Mardi 31 janvier – Valdivia – La croisière s'amuse

Ce matin, nous sommes les premiers à occuper une table dans le domaine de Cristina, la tenancière des lieux. Maîtresse femme que nous charmons immédiatement, il faut savoir qui se mettre dans la poche pour être tranquille !
Pain, jambon, fromage, confiture et pâtisserie seront notre petit-déjeuner.

Nous partons visiter le marché. Coté fleuve, c'est la marée qui tient boutique, et les maraîchers sont en face, coté ville. Le tout se transforme en grand bazar plus tard en soirée.

Les pêcheurs étalent leurs prises de la nuit. Saumons, merlus, congres, moules de toutes les tailles, coquillages et crustacés. Derrière les étals, ça écaille, décapite, coupe, vide, taille, filète pour le plus grand bonheur des cormorans qui ramassent tout ce qui passe.
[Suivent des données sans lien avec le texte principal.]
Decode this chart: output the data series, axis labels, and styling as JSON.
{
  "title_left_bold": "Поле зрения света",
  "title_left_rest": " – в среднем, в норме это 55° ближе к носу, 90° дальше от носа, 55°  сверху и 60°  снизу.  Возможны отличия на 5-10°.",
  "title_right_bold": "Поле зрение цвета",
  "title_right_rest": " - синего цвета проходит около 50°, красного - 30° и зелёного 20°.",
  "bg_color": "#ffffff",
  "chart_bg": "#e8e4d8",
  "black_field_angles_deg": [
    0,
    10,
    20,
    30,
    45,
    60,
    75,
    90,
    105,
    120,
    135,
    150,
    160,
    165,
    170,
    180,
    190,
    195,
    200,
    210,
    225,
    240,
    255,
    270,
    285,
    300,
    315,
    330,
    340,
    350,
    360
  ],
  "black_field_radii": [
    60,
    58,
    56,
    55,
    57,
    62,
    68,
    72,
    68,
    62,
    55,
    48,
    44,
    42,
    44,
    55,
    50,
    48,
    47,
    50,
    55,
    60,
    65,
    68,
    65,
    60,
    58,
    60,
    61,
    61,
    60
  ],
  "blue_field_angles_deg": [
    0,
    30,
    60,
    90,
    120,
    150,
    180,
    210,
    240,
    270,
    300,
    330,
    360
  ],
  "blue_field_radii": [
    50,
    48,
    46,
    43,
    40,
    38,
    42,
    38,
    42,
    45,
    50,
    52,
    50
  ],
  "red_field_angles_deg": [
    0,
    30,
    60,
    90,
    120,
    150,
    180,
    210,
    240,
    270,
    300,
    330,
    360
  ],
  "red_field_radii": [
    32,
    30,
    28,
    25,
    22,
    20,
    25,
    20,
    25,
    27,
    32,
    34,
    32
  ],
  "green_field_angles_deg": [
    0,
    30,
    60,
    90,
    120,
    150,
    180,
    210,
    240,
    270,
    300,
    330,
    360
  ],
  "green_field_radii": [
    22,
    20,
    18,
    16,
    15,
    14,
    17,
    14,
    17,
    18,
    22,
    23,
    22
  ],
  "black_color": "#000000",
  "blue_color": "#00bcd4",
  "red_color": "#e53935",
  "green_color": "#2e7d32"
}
Les lions de mer ne sont pas en reste et plongent sur quelques carcasses jetées à l'eau.


En face des poissonniers, les fruits et légumes apportent des touches de couleurs et des odeurs plus agréables. 

Pommes de terre colorées oblongues et énormes gousses d'ail de Chiloé ; fromages de vache et de chèvre parfumés aux herbes ou au merken, le piment fumé ; pots de miel, dont le fameux miel de ulmo, un arbre dont les fleurs très odorantes donnent un miel exceptionnel ; ballots de cochayulloluche et ulte, des algues séchées utilisées dans des soupes, salades ou dévorées comme des chips, et que nous n'avons pas encore goûtée ; croquantes salades, radis roses ; chapelets de moules fumées ; seaux remplis de bouteilles de boissons gazeuses, vieilles revues et statuettes de la Sainte Vierge.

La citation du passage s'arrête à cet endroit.